19.8 Goodness of fit — the KS test

The Kolmogorov–Smirnov test asks: is the data consistent with a given distribution? It computes D = \max | F_{\text{empirical}}(x) - F_{\text{model}}(x)|. Small D, large p → the model is plausible.

ks_norm,    p_norm    = stats.kstest(weights, "norm",    args=(mu_hat, sigma_hat))
ks_lognorm, p_lognorm = stats.kstest(weights, "lognorm",
                                     args=(sigma_log, 0, np.exp(mu_log)))

print(f"Normal    : D={ks_norm:.4f}   p={p_norm:.4f}")
print(f"Lognormal : D={ks_lognorm:.4f}   p={p_lognorm:.4f}")

Normal    : D=0.0653   p=0.0000
Lognormal : D=0.1241   p=0.0000

Both fits are imperfect (with n \approx 9000, even tiny discrepancies become “significant”).
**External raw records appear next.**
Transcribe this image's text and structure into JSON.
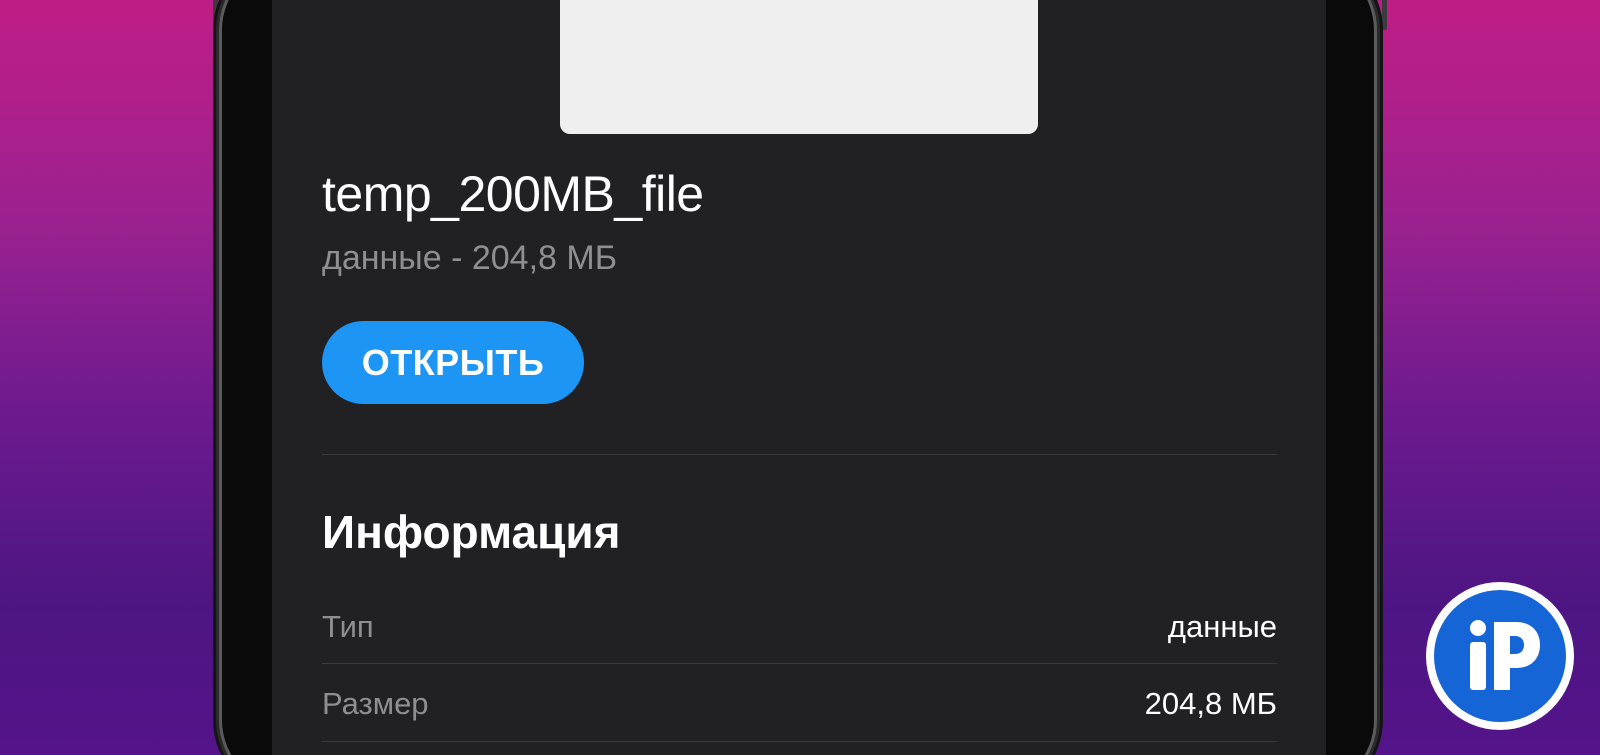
{
  "file": {
    "name": "temp_200MB_file",
    "meta": "данные - 204,8 МБ"
  },
  "actions": {
    "open_label": "ОТКРЫТЬ"
  },
  "info": {
    "title": "Информация",
    "rows": [
      {
        "label": "Тип",
        "value": "данные"
      },
      {
        "label": "Размер",
        "value": "204,8 МБ"
      }
    ]
  },
  "logo": {
    "name": "iphones-ru-logo",
    "text": "iP"
  },
  "colors": {
    "accent": "#1d95f5",
    "screen_bg": "#212123",
    "secondary_text": "#8e8e93",
    "logo_blue": "#1565d6"
  }
}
Eyeballing the visual fit is more useful than the p value at this sample size.

19.9 Visualising it

def normal_probability_plot_data(values: np.ndarray):
    n = len(values)
    sorted_data = np.sort(values)
    ranks = (np.arange(n) + 0.5) / n
    return stats.norm.ppf(ranks), sorted_data


theory_q, sorted_w = normal_probability_plot_data(weights)

# inter-pregnancy spacing as a (rough) exponential proxy
prg_lengths = live["prglngth"].dropna().values
prg_lengths = prg_lengths[prg_lengths >= 27]
exp_data = np.diff(np.sort(prg_lengths))
exp_data = exp_data[exp_data > 0]
lambda_hat = 1.0 / exp_data.mean() if len(exp_data) else 1.0

fig, axes = plt.subplots(2, 2, figsize=(12, 9))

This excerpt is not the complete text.